Ты радостно хохочешь и чуть не подпрыгиваешь от восхищения.
— О, вот мы, кажется, и выяснили, куда пойдём в первую очередь, Отто! Пока-пока!.. Так, Юля, колись: эта Думская далеко от твоего дома?
* * *
Лес
День соскальзывает в вечер. Звуки под покровом листвы всё мягче, всё глуше; тени растут. Небо над переплетением ветвей теперь раскрашено золотисто-розовым закатом — бархатным, как кожица персика. Косые лучи солнца пробиваются через заросли вязов, буков, молодых дубков, стелются по земле клавишами пианино: тёмный участок — светлый, тёмный — светлый. Деревья здесь растут плотнее; чаще встречаются сосны — их строгие красноватые стволы горят в закате, как свечи, синевато-изумрудные лапы теряются в вышине. Запах прелой листвы смешивается со свежим смолистым запахом хвои; эта смесь горчит на нёбе и языке. Мгла окутывает каждый мой шаг, вкрадчиво поднимается от земли.
Я погружаюсь глубже. Ухожу всё дальше, дальше — в глубину чащи, в сердце леса, неведомое никому.
"...Ухожу я всё дальше, дальше — скоро лишь горизонт останется,
Скоро жилкой порвётся жалобно бесполезная доброта
Тех несчастных, кто морем скручен, -
Светлых тех порождений берега,
Что приманены к моей кромке тягучим огнём чернил.
Когда день до конца изучен - изучен или измучен, -
Остаётся только в ночи вытягивать из прохожих остатки сил..."
Улыбаюсь; мои стихи приходят на память. Мои мрачные, громоздкие стихи. Хотя — этот текст тебе нравился. О кромке берега; о тяжком выборе между золотым берегом, исполненным света и покоя, — и морем творчества. Злым, жестоким морем, которое жжёт раны солью, ломает кости волнами в штормах, давит тоннами чёрной воды.
Морем, без которого невозможно жить. В которое уходишь снова и снова — чтобы найти чащу леса на дне.
Чащу леса. Когда достигаешь дна, мир переворачивается, — и вот ты снова в лесу. Так Данте и Вергилий, достигнув дна Ада, начали восхождение по горе Чистилища. Прошли через воронку.
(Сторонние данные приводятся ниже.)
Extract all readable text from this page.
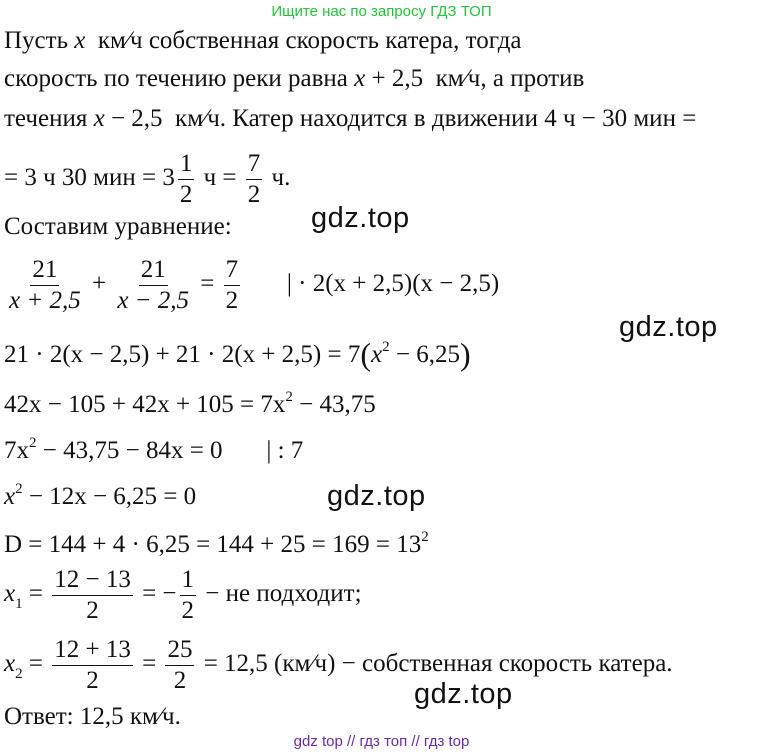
Ищите нас по запросу ГДЗ ТОП
Пусть x км⁄ч собственная скорость катера, тогда
скорость по течению реки равна x + 2,5  км⁄ч, а против
течения x − 2,5  км⁄ч. Катер находится в движении 4 ч − 30 мин =
= 3 ч 30 мин = $3 \frac{1}{2}$ $ч = \frac{7}{2} ч$.
Составим уравнение:
$\frac{21}{x + 2,5} + \frac{21}{x - 2,5} = \frac{7}{2}$ | · 2(x + 2,5)(x − 2,5)
$21 \cdot 2(x - 2,5) + 21 \cdot 2(x + 2,5) = 7(x^2 - 6,25)$
$42x - 105 + 42x + 105 = 7x^2 - 43,75$
$7x^2 - 43,75 - 84x = 0$ | : 7
$x^2 - 12x - 6,25 = 0$
$D = 144 + 4 \cdot 6,25 = 144 + 25 = 169 = 13^2$
$x_1 = \frac{12 - 13}{2}$ = − $\frac{1}{2}$ − не подходит;
$x_2 = \frac{12 + 13}{2} = \frac{25}{2} = 12,5$ (км⁄ч) − собственная скорость катера.
Ответ: 12,5 км⁄ч.
gdz.top
gdz.top
gdz.top
gdz.top
gdz top // гдз топ // гдз top
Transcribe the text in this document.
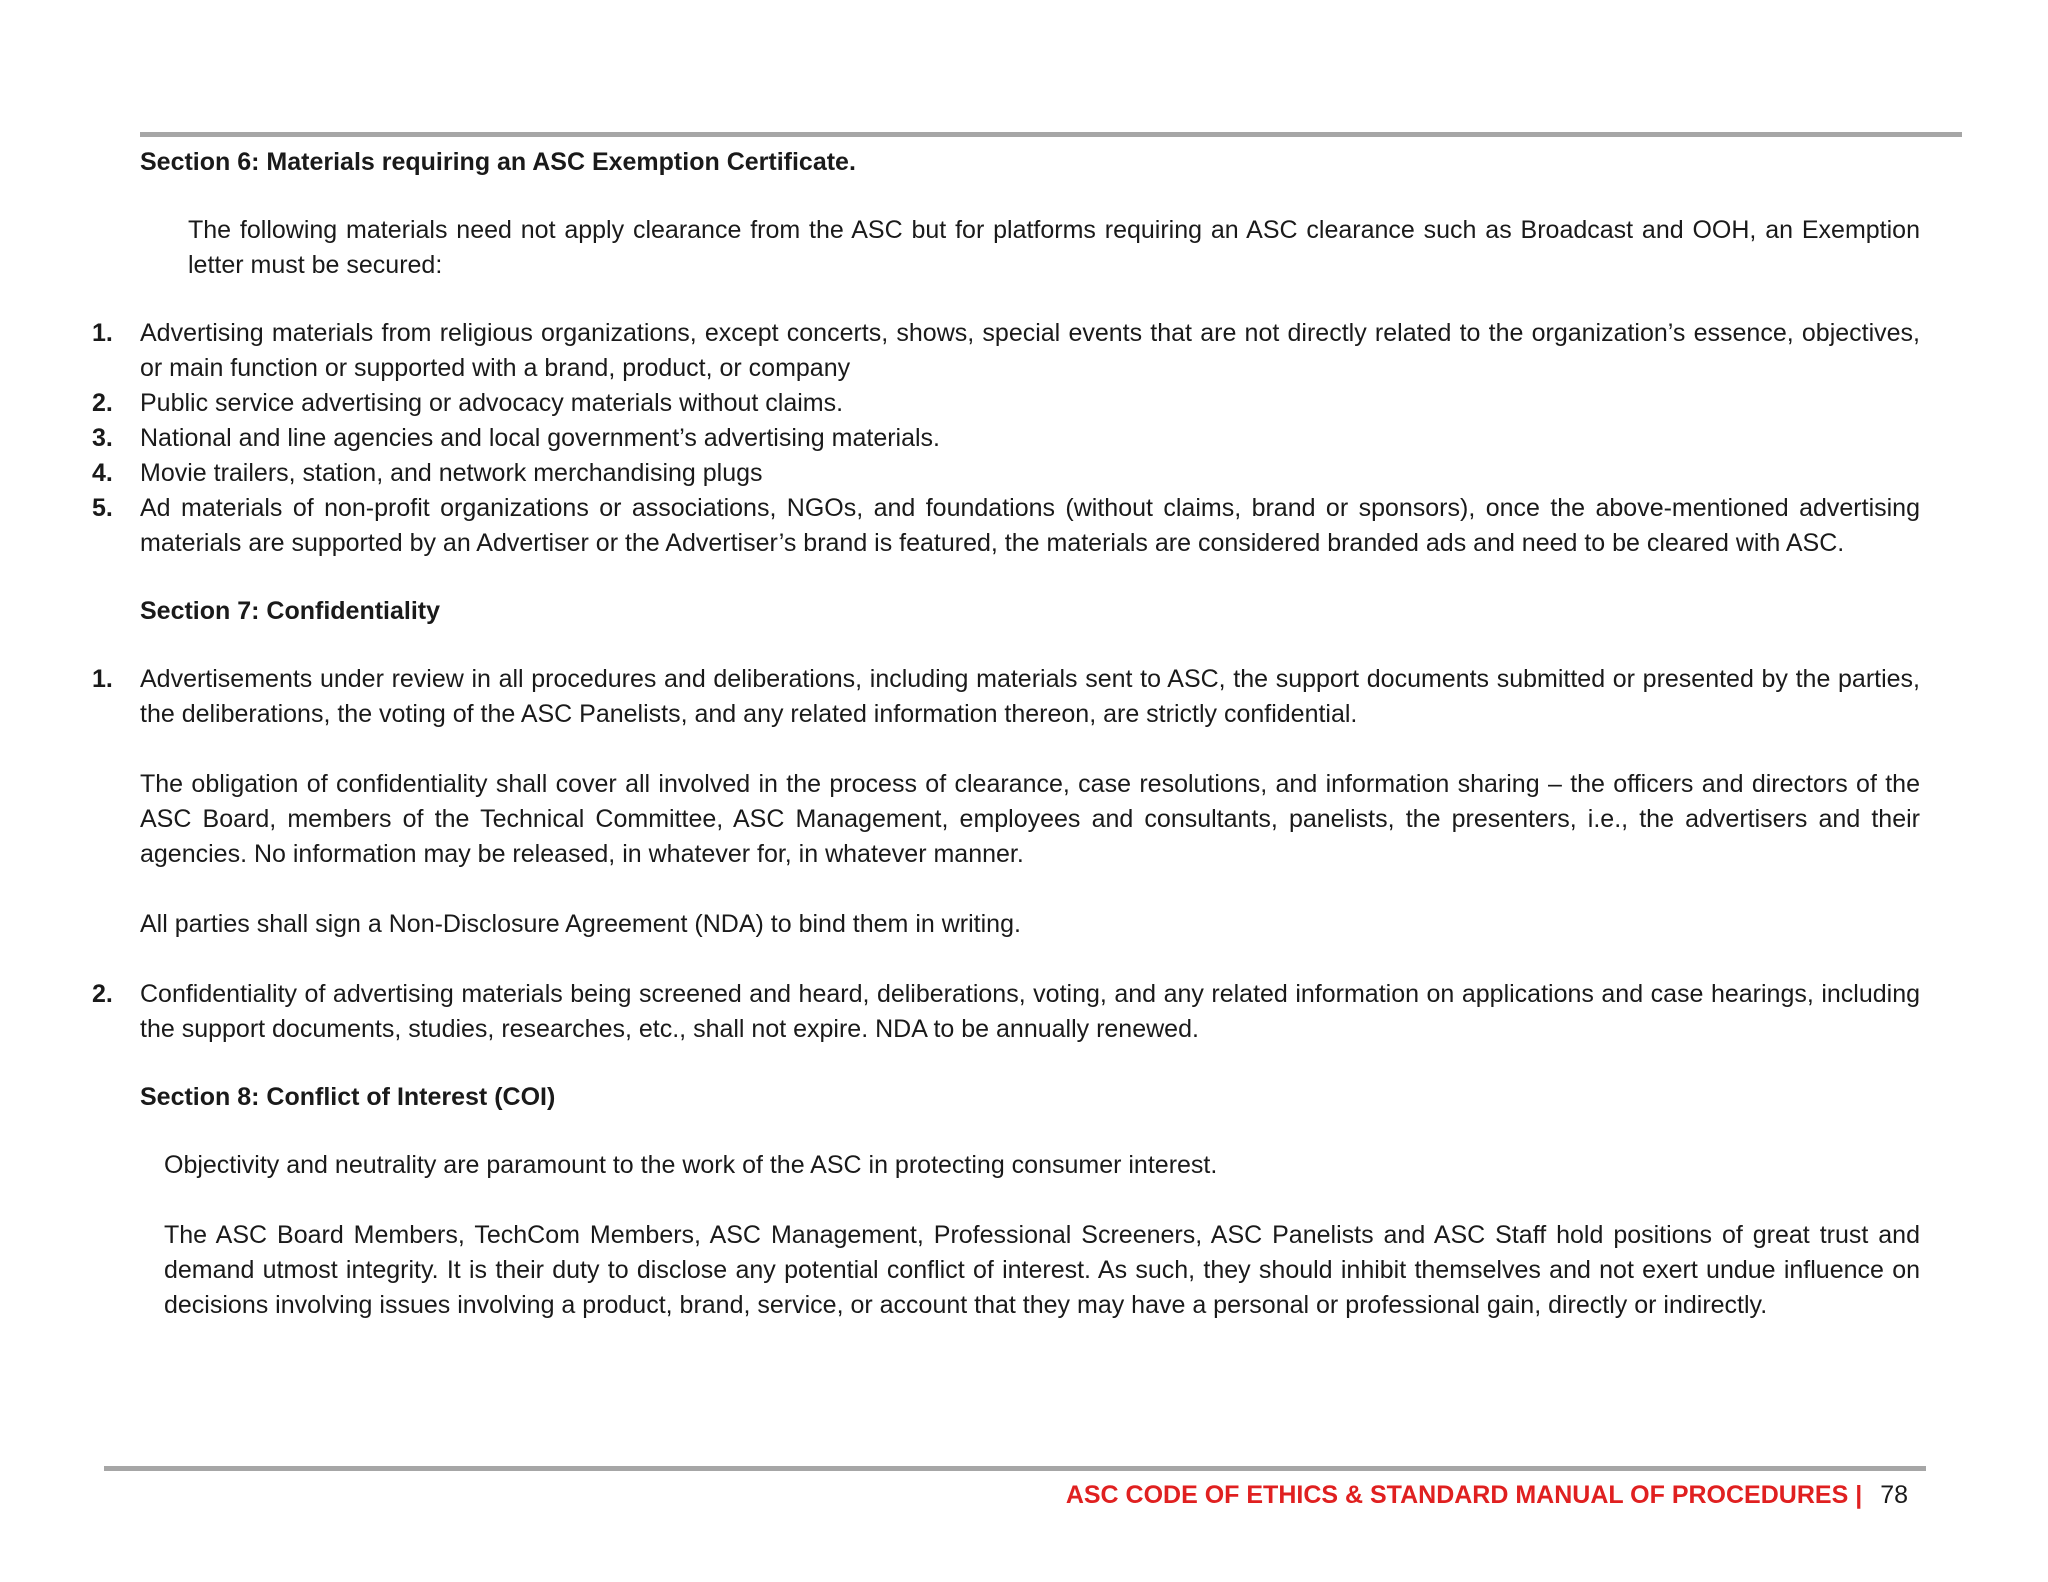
Section 6: Materials requiring an ASC Exemption Certificate.

The following materials need not apply clearance from the ASC but for platforms requiring an ASC clearance such as Broadcast and OOH, an Exemption letter must be secured:

1.	Advertising materials from religious organizations, except concerts, shows, special events that are not directly related to the organization’s essence, objectives, or main function or supported with a brand, product, or company
2.	Public service advertising or advocacy materials without claims.
3.	National and line agencies and local government’s advertising materials.
4.	Movie trailers, station, and network merchandising plugs
5.	Ad materials of non-profit organizations or associations, NGOs, and foundations (without claims, brand or sponsors), once the above-mentioned advertising materials are supported by an Advertiser or the Advertiser’s brand is featured, the materials are considered branded ads and need to be cleared with ASC.

Section 7: Confidentiality

1.	Advertisements under review in all procedures and deliberations, including materials sent to ASC, the support documents submitted or presented by the parties, the deliberations, the voting of the ASC Panelists, and any related information thereon, are strictly confidential.

The obligation of confidentiality shall cover all involved in the process of clearance, case resolutions, and information sharing – the officers and directors of the ASC Board, members of the Technical Committee, ASC Management, employees and consultants, panelists, the presenters, i.e., the advertisers and their agencies. No information may be released, in whatever for, in whatever manner.

All parties shall sign a Non-Disclosure Agreement (NDA) to bind them in writing.

2.	Confidentiality of advertising materials being screened and heard, deliberations, voting, and any related information on applications and case hearings, including the support documents, studies, researches, etc., shall not expire. NDA to be annually renewed.

Section 8: Conflict of Interest (COI)

Objectivity and neutrality are paramount to the work of the ASC in protecting consumer interest.

The ASC Board Members, TechCom Members, ASC Management, Professional Screeners, ASC Panelists and ASC Staff hold positions of great trust and demand utmost integrity. It is their duty to disclose any potential conflict of interest. As such, they should inhibit themselves and not exert undue influence on decisions involving issues involving a product, brand, service, or account that they may have a personal or professional gain, directly or indirectly.

ASC CODE OF ETHICS & STANDARD MANUAL OF PROCEDURES | 78
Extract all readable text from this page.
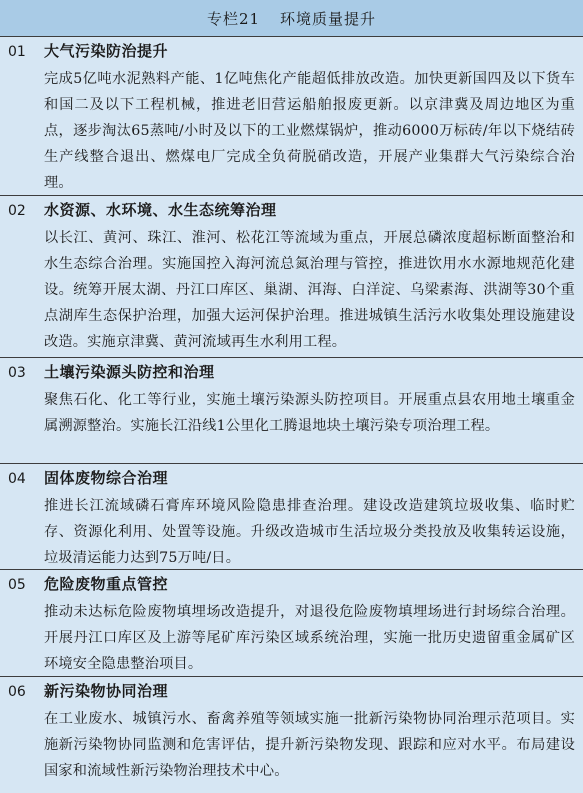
专栏21 环境质量提升
01	大气污染防治提升
完成5亿吨水泥熟料产能、1亿吨焦化产能超低排放改造。加快更新国四及以下货车和国二及以下工程机械，推进老旧营运船舶报废更新。以京津冀及周边地区为重点，逐步淘汰65蒸吨/小时及以下的工业燃煤锅炉，推动6000万标砖/年以下烧结砖生产线整合退出、燃煤电厂完成全负荷脱硝改造，开展产业集群大气污染综合治理。
02	水资源、水环境、水生态统筹治理
以长江、黄河、珠江、淮河、松花江等流域为重点，开展总磷浓度超标断面整治和水生态综合治理。实施国控入海河流总氮治理与管控，推进饮用水水源地规范化建设。统筹开展太湖、丹江口库区、巢湖、洱海、白洋淀、乌梁素海、洪湖等30个重点湖库生态保护治理，加强大运河保护治理。推进城镇生活污水收集处理设施建设改造。实施京津冀、黄河流域再生水利用工程。
03	土壤污染源头防控和治理
聚焦石化、化工等行业，实施土壤污染源头防控项目。开展重点县农用地土壤重金属溯源整治。实施长江沿线1公里化工腾退地块土壤污染专项治理工程。
04	固体废物综合治理
推进长江流域磷石膏库环境风险隐患排查治理。建设改造建筑垃圾收集、临时贮存、资源化利用、处置等设施。升级改造城市生活垃圾分类投放及收集转运设施，垃圾清运能力达到75万吨/日。
05	危险废物重点管控
推动未达标危险废物填埋场改造提升，对退役危险废物填埋场进行封场综合治理。开展丹江口库区及上游等尾矿库污染区域系统治理，实施一批历史遗留重金属矿区环境安全隐患整治项目。
06	新污染物协同治理
在工业废水、城镇污水、畜禽养殖等领域实施一批新污染物协同治理示范项目。实施新污染物协同监测和危害评估，提升新污染物发现、跟踪和应对水平。布局建设国家和流域性新污染物治理技术中心。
"...И скитаться по этой кромке, и просить у морей отчаянно
Больше боли и выше што?рма — жадный голод не утолить.
Иногда к берегам, измаявшись в лабиринте зеркал, причаливать -
А потом вспоминать о море, задыхаться и уходить.
Уходить, вытирая губы от живого и тёпло-красного,
Уходить, вожделея моря с твоей чащей на самом дне,
Отдирая себя от берега — ненужного и прекрасного.
Отдаваясь навек великой твоей и моей вине".
Mea culpa, mea maxima culpa. Моя великая вина. Наша вина. Первородный грех, которому нет прощения; грех жадного олитературивания собственной жизни. Грех гордыни — стремление быть автором там, где можешь быть лишь героем. Грех — искать новых и новых людей: твоих добрых Отто и коварных Лилит, моих несчастных Наджибов, Альбертов, Миронов — и даже его, и даже прекрасного Ноэля. Искать, чтобы написать их. Чтобы осмыслить, исстрадать, пересотворить. Чтобы съесть, охотясь в ночи; но мы оба никогда не насытимся.
Странная жизнь. Страшная участь.
Стала ли я морем, измучившим тебя? Стал ли ты моим морем?..
Где-то вдали монотонно кукует кукушка; постукиванья дятла уже не слышно. Не слышно почти ничего: лес затаился в преддверии ночи. Я присаживаюсь отдохнуть под разлапистой сосной, в коконе из теней; достаю воду из рюкзака.
Пластиковая бутылка?.. Нет. Улыбаюсь, увидев у себя в руке обтянутую кожей флягу с замысловатым узором из кругов и треугольников. Неплохо. Кто бы ни сотворил это место — вышло неплохо.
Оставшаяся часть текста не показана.